Sometimes it's easy to forget that health care systems exist for the purpose of keeping people healthy, but that is indeed what the whole institution of medicine is there for. Factors which make people healthy or unhealthy are the factors that count.
"NOT MEDICATED YET"
Reading the Stats
What this is about
I am going to use this space to report on my daily process of staying healthy -- what I'm doing, and what results I'm getting, and how I interpret the connection between the two.
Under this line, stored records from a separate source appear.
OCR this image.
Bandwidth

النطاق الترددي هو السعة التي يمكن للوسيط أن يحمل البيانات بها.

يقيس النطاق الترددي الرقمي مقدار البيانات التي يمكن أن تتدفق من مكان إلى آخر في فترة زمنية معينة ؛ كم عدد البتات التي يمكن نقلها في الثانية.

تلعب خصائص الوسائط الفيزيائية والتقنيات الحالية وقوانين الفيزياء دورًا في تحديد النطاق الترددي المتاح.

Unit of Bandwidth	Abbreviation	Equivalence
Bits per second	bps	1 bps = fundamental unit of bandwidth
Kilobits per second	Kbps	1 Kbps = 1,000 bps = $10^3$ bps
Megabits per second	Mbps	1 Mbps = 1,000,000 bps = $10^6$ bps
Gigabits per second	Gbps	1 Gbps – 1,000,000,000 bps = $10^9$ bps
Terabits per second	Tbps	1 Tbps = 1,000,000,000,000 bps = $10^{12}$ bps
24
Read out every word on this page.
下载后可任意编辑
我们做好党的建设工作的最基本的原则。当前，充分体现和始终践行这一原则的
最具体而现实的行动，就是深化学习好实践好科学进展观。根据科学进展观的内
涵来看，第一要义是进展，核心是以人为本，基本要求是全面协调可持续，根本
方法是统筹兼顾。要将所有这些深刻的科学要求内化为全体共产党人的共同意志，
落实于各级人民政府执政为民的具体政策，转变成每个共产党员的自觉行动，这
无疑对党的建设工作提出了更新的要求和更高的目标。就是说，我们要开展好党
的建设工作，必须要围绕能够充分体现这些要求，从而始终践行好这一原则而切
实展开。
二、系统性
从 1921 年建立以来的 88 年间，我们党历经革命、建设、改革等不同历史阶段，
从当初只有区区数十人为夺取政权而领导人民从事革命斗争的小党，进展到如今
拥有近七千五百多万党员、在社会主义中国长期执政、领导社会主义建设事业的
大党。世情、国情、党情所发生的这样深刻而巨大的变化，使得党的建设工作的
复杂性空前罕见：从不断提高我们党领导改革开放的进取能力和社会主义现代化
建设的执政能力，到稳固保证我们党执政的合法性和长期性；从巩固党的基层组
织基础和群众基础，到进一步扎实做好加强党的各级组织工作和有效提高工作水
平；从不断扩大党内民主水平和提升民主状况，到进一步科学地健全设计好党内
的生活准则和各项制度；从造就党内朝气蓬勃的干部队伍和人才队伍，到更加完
I am not trying to taunt anybody, by reporting better results than they are getting themselves. I'm doing this to provide encouragement, not irritation.
Regardless of what your own health situation is now, you can probably pick up some useful ideas by tracking what I'm doing, and seeing what the results are. I don't mean that you should do whatever I do, or that imitating my behavior will get you the same results I get. We all have to figure out what works for us. Let's just say that I'm giving you an example of some things to try, and they might help. If they don't, try something else!
One word of warning: I sometimes participate in endurance sporting events (including "century" bike rides and the occasional marathon), but please don't assume that you would have to participate in extreme sports to get the kind of results I'm getting. Most of the year I'm not working out nearly that hard, and I still get very good results. For some people, vigorous walking may be enough. (But if it isn't in your case, don't cling to the idea that it ought to be enough -- do whatever it takes to get good results!)